The article quotes a paper by, "Hao et. al." which concludes: "Finally, given th...

The article quotes a paper by, "Hao et. al." which concludes:

"Finally, given the success that Transformers have had as models of natural language, it is perhaps surprising that these models’ expressive power seems to be best characterized (or at least bounded) in terms of circuit complexity. Mathematical explorations of natural language have most commonly employed the approach to language complexity afforded by the Chomsky hierarchy and its refinements, which is based on automata and formal grammars. The apparent incomparability of these approaches suggests that the exploration of different types of Transformer models might offer a new approach to the study of the formal properties of natural language."

A few years ago I found a paper that made the argument that Chomsky's hierarchy of formal languages is not necessarily the only mathematical hierarchy that can exist over languages. The author advocated that other ways of systematizing the classification of languages could lead to both a different hierarchy and new insights. He lamented that the strength of Chomsky's work and reputation might have inadvertently discouraged us from questioning it and looking for alternatives - especially ones which do more to capture what we intuitively mean by natural language parsing ability.

Edit: The OP article author interprets the first quote as, "maybe human language is simpler than we thought, and doesn't require higher levels of the Chomsky hierarchy... We might be Transformers!" However in light of that other paper I mentioned, it's more like there might be another hierarchy of languages different from and parallel to Chomsky's hierarchy, with different boundaries for the levels that cover the space differently than Chomsky's.
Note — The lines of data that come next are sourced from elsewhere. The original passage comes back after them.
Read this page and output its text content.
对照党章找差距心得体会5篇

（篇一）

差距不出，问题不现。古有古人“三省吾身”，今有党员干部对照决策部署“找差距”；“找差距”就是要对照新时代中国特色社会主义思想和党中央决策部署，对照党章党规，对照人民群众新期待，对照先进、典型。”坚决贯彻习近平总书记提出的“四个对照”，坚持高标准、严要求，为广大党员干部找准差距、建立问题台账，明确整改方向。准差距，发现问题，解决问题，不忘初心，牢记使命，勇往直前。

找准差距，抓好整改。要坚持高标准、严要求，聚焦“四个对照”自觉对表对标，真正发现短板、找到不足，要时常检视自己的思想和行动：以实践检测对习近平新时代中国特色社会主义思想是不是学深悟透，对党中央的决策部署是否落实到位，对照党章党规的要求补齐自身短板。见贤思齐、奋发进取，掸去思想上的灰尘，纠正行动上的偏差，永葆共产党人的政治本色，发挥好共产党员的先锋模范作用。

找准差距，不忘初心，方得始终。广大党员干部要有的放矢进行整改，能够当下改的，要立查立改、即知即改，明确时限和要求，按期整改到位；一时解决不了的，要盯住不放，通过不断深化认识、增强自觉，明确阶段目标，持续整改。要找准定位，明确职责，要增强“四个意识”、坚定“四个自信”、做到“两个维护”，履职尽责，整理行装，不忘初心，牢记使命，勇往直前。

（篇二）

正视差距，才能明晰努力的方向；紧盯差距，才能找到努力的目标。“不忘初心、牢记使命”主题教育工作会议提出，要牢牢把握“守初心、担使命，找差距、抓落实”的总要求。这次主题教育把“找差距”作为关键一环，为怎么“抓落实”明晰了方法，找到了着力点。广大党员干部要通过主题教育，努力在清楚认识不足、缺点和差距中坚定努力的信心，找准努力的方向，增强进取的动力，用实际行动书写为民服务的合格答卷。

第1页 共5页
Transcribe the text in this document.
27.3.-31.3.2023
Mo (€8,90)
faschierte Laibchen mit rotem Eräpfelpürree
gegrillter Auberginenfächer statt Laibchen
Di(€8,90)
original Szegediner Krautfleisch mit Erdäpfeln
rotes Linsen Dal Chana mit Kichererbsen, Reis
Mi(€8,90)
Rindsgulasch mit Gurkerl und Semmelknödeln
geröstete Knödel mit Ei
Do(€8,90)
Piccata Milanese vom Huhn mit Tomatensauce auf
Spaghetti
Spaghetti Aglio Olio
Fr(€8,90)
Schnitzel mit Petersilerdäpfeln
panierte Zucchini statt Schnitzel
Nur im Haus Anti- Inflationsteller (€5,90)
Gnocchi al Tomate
As for how such a thing is possible in detail, remember that a lot of the Chomsky language hierarchy require looking at behavior "in the limit" or "unbounded" in the sense that no finite parser of a lower level can parse all (unbounded) sentences of the higher complexity language. (But an arbitrarily sized lesser-complexity parser can parse sentences of bounded subset of the higher-complexity language.)

And it may be that for parsing actual human language pertaining to a non-infinite world, such arguments as the Chomsky hierarchy deals with are no more relevant than arguing that our physical computers aren't truly universal Turing machines because they have finite memory. Technically correct, yet also irrelevant to most of the practical uses we have found for them!